Serpentinite as a tracer for tectonic setting and mantle metasomatism of ophiolites: A case study of the Aoyougou ophiolite in the Qilian Orogenic Belt, NW China

Abstract

Serpentinites, particularly those transformed from mantle peridotites, are potential tracers for the petrogenesis and tectonic geodynamics of peridotitic protoliths and certain mantle processes (e.g., fluid/melt metasomatism). This study presents new petrographic observations, mineral chemistry, geochemistry, and Re-Os isotopic compositions of the serpentinites from the Aoyougou ophiolite, the most problematic ophiolite in the Qilian Orogenic Belt, NW China. Our data indicates that the protoliths are melting residues of oceanic lithospheric mantle in a forearc setting. The high Mg# values (90.49–93.06) of serpentinites confirm their refractory nature, which reflects multiple episodes of partial melting and melt extraction (13.86–18.90%).
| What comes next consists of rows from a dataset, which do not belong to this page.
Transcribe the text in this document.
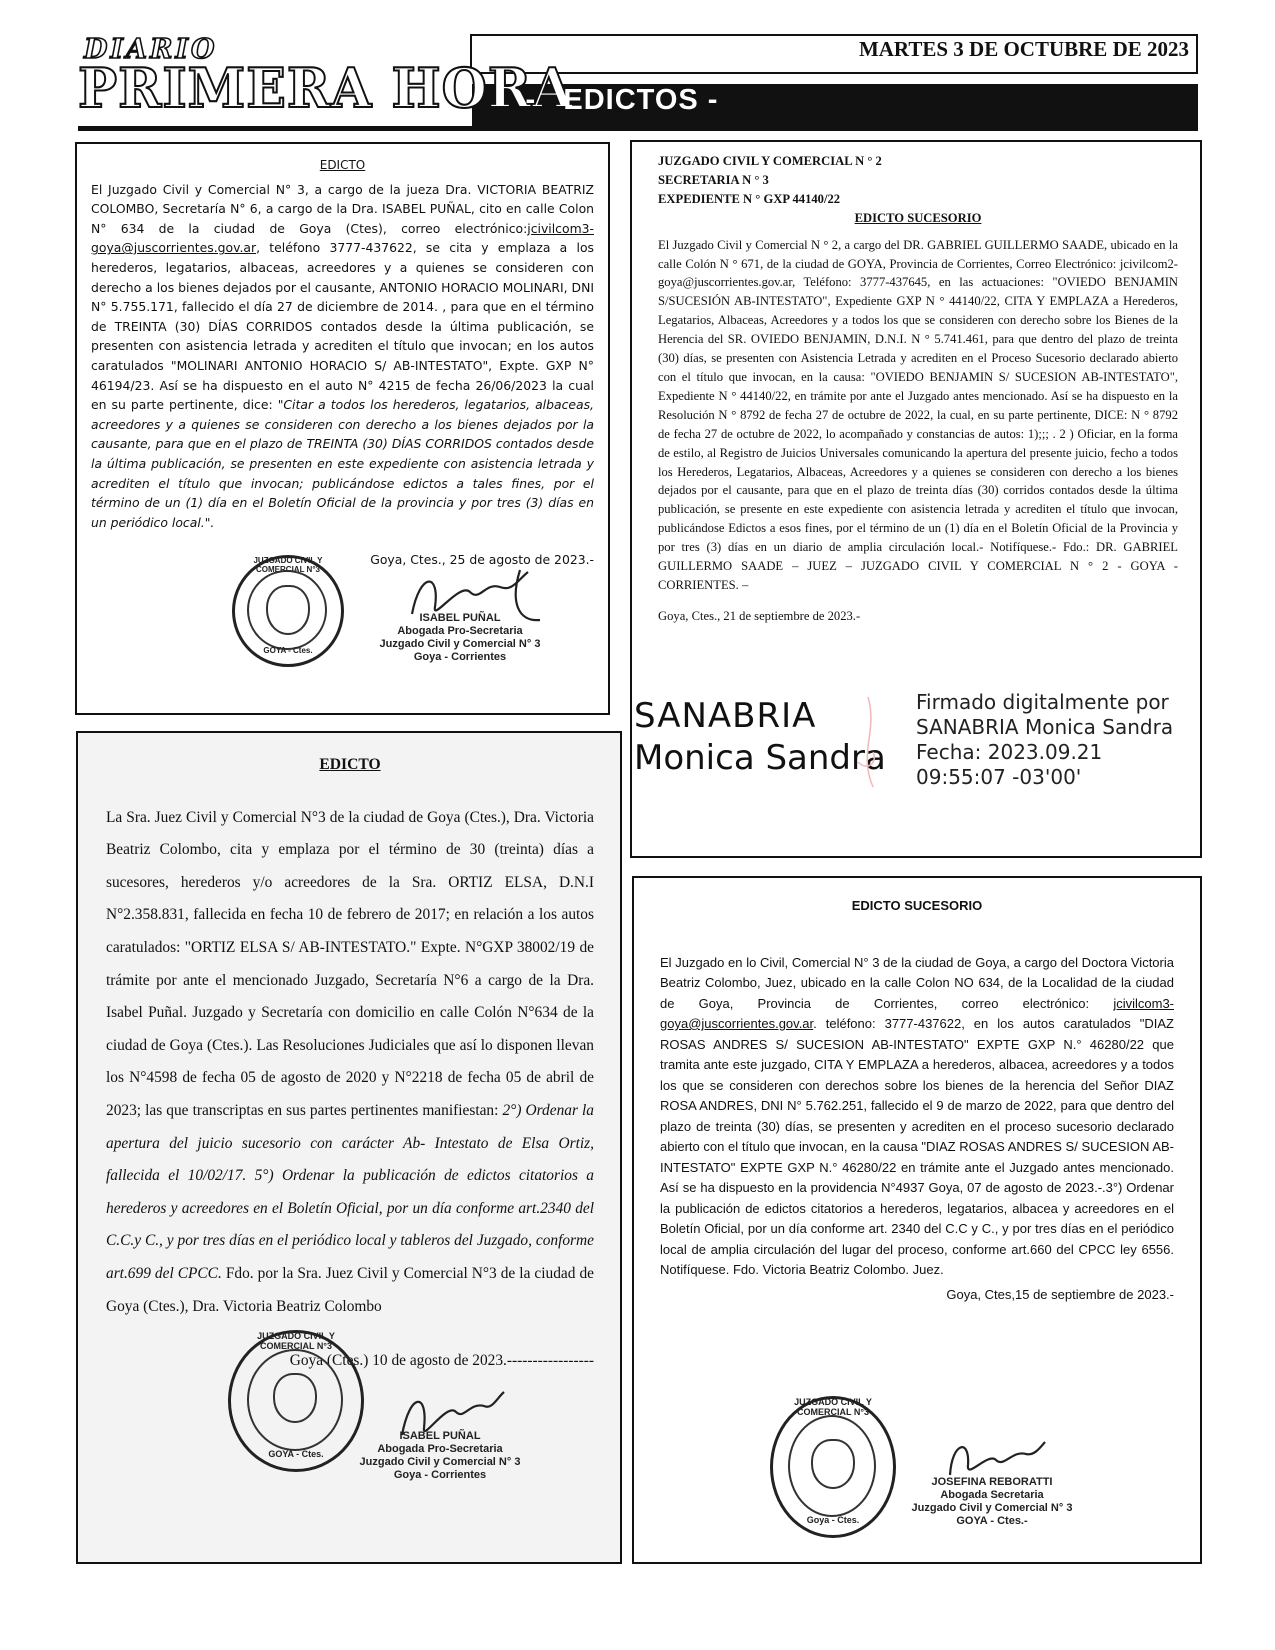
DIARIO
PRIMERA HORA
MARTES 3 DE OCTUBRE DE 2023
-   EDICTOS -

EDICTO

El Juzgado Civil y Comercial N° 3, a cargo de la jueza Dra. VICTORIA BEATRIZ COLOMBO, Secretaría N° 6, a cargo de la Dra. ISABEL PUÑAL, cito en calle Colon N° 634 de la ciudad de Goya (Ctes), correo electrónico:jcivilcom3-goya@juscorrientes.gov.ar, teléfono 3777-437622, se cita y emplaza a los herederos, legatarios, albaceas, acreedores y a quienes se consideren con derecho a los bienes dejados por el causante, ANTONIO HORACIO MOLINARI, DNI N° 5.755.171, fallecido el día 27 de diciembre de 2014. , para que en el término de TREINTA (30) DÍAS CORRIDOS contados desde la última publicación, se presenten con asistencia letrada y acrediten el título que invocan; en los autos caratulados "MOLINARI ANTONIO HORACIO S/ AB-INTESTATO", Expte. GXP N° 46194/23. Así se ha dispuesto en el auto N° 4215 de fecha 26/06/2023 la cual en su parte pertinente, dice: "Citar a todos los herederos, legatarios, albaceas, acreedores y a quienes se consideren con derecho a los bienes dejados por la causante, para que en el plazo de TREINTA (30) DÍAS CORRIDOS contados desde la última publicación, se presenten en este expediente con asistencia letrada y acrediten el título que invocan; publicándose edictos a tales fines, por el término de un (1) día en el Boletín Oficial de la provincia y por tres (3) días en un periódico local.".

Goya, Ctes., 25 de agosto de 2023.-

JUZGADO CIVIL Y COMERCIAL N°3
GOYA - Ctes.
ISABEL PUÑAL
Abogada Pro-Secretaria
Juzgado Civil y Comercial N° 3
Goya - Corrientes
JUZGADO CIVIL Y COMERCIAL N ° 2
SECRETARIA N ° 3
EXPEDIENTE N ° GXP 44140/22

EDICTO SUCESORIO

El Juzgado Civil y Comercial N ° 2, a cargo del DR. GABRIEL GUILLERMO SAADE, ubicado en la calle Colón N ° 671, de la ciudad de GOYA, Provincia de Corrientes, Correo Electrónico: jcivilcom2-goya@juscorrientes.gov.ar, Teléfono: 3777-437645, en las actuaciones: "OVIEDO BENJAMIN S/SUCESIÓN AB-INTESTATO", Expediente GXP N ° 44140/22, CITA Y EMPLAZA a Herederos, Legatarios, Albaceas, Acreedores y a todos los que se consideren con derecho sobre los Bienes de la Herencia del SR. OVIEDO BENJAMIN, D.N.I. N ° 5.741.461, para que dentro del plazo de treinta (30) días, se presenten con Asistencia Letrada y acrediten en el Proceso Sucesorio declarado abierto con el título que invocan, en la causa: "OVIEDO BENJAMIN S/ SUCESION AB-INTESTATO", Expediente N ° 44140/22, en trámite por ante el Juzgado antes mencionado. Así se ha dispuesto en la Resolución N ° 8792 de fecha 27 de octubre de 2022, la cual, en su parte pertinente, DICE: N ° 8792 de fecha 27 de octubre de 2022, lo acompañado y constancias de autos: 1);;; . 2 ) Oficiar, en la forma de estilo, al Registro de Juicios Universales comunicando la apertura del presente juicio, fecho a todos los Herederos, Legatarios, Albaceas, Acreedores y a quienes se consideren con derecho a los bienes dejados por el causante, para que en el plazo de treinta días (30) corridos contados desde la última publicación, se presente en este expediente con asistencia letrada y acrediten el título que invocan, publicándose Edictos a esos fines, por el término de un (1) día en el Boletín Oficial de la Provincia y por tres (3) días en un diario de amplia circulación local.- Notifíquese.- Fdo.: DR. GABRIEL GUILLERMO SAADE – JUEZ – JUZGADO CIVIL Y COMERCIAL N ° 2 - GOYA - CORRIENTES. –

Goya, Ctes., 21 de septiembre de 2023.-

SANABRIA
Monica Sandra
Firmado digitalmente por
SANABRIA Monica Sandra
Fecha: 2023.09.21
09:55:07 -03'00'

EDICTO

La Sra. Juez Civil y Comercial N°3 de la ciudad de Goya (Ctes.), Dra. Victoria Beatriz Colombo, cita y emplaza por el término de 30 (treinta) días a sucesores, herederos y/o acreedores de la Sra. ORTIZ ELSA, D.N.I N°2.358.831, fallecida en fecha 10 de febrero de 2017; en relación a los autos caratulados: "ORTIZ ELSA S/ AB-INTESTATO." Expte. N°GXP 38002/19 de trámite por ante el mencionado Juzgado, Secretaría N°6 a cargo de la Dra. Isabel Puñal. Juzgado y Secretaría con domicilio en calle Colón N°634 de la ciudad de Goya (Ctes.). Las Resoluciones Judiciales que así lo disponen llevan los N°4598 de fecha 05 de agosto de 2020 y N°2218 de fecha 05 de abril de 2023; las que transcriptas en sus partes pertinentes manifiestan: 2°) Ordenar la apertura del juicio sucesorio con carácter Ab- Intestato de Elsa Ortiz, fallecida el 10/02/17. 5°) Ordenar la publicación de edictos citatorios a herederos y acreedores en el Boletín Oficial, por un día conforme art.2340 del C.C.y C., y por tres días en el periódico local y tableros del Juzgado, conforme art.699 del CPCC. Fdo. por la Sra. Juez Civil y Comercial N°3 de la ciudad de Goya (Ctes.), Dra. Victoria Beatriz Colombo

Goya (Ctes.) 10 de agosto de 2023.-----------------

JUZGADO CIVIL Y COMERCIAL N°3
GOYA - Ctes.
ISABEL PUÑAL
Abogada Pro-Secretaria
Juzgado Civil y Comercial N° 3
Goya - Corrientes

EDICTO SUCESORIO

El Juzgado en lo Civil, Comercial N° 3 de la ciudad de Goya, a cargo del Doctora Victoria Beatriz Colombo, Juez, ubicado en la calle Colon NO 634, de la Localidad de la ciudad de Goya, Provincia de Corrientes, correo electrónico: jcivilcom3-goya@juscorrientes.gov.ar. teléfono: 3777-437622, en los autos caratulados "DIAZ ROSAS ANDRES S/ SUCESION AB-INTESTATO" EXPTE GXP N.° 46280/22 que tramita ante este juzgado, CITA Y EMPLAZA a herederos, albacea, acreedores y a todos los que se consideren con derechos sobre los bienes de la herencia del Señor DIAZ ROSA ANDRES, DNI N° 5.762.251, fallecido el 9 de marzo de 2022, para que dentro del plazo de treinta (30) días, se presenten y acrediten en el proceso sucesorio declarado abierto con el título que invocan, en la causa "DIAZ ROSAS ANDRES S/ SUCESION AB-INTESTATO" EXPTE GXP N.° 46280/22 en trámite ante el Juzgado antes mencionado. Así se ha dispuesto en la providencia N°4937 Goya, 07 de agosto de 2023.-.3°) Ordenar la publicación de edictos citatorios a herederos, legatarios, albacea y acreedores en el Boletín Oficial, por un día conforme art. 2340 del C.C y C., y por tres días en el periódico local de amplia circulación del lugar del proceso, conforme art.660 del CPCC ley 6556. Notifíquese. Fdo. Victoria Beatriz Colombo. Juez.

Goya, Ctes,15 de septiembre de 2023.-

JUZGADO CIVIL Y COMERCIAL N°3
Goya - Ctes.
JOSEFINA REBORATTI
Abogada Secretaria
Juzgado Civil y Comercial N° 3
GOYA - Ctes.-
Moreover, the geochemical fingerprints (e.g., U-shaped rare earth element chondrite-normalized patterns, enrichments of fluid-mobile elements, positive Eu anomalies, extremely high 187Re/188Os ratios, high Re abundances) and the “future” model ages (TMA) of most of the serpentinites show that they had undergone intensive melt/fluid metasomatism. Metasomatism was probably triggered by the input of slab-derived melts/fluids in the forearc setting, which resulted in the introduction of a high abundance of Re. Moreover, the Re-Os isotopic ages record a two-stage evolutionary history of mantle residues that included Precambrian melt extraction and late-Cambrian Re input by mantle metasomatism. Combined with the geological context, an intra-oceanic subduction model was proposed to interpret the origin and evolution of the ophiolite. As a result of the intra-oceanic subduction of the North Qilian Ocean, the oceanic crust of the ophiolite was generated by decompressive melting of the previously depleted forearc mantle.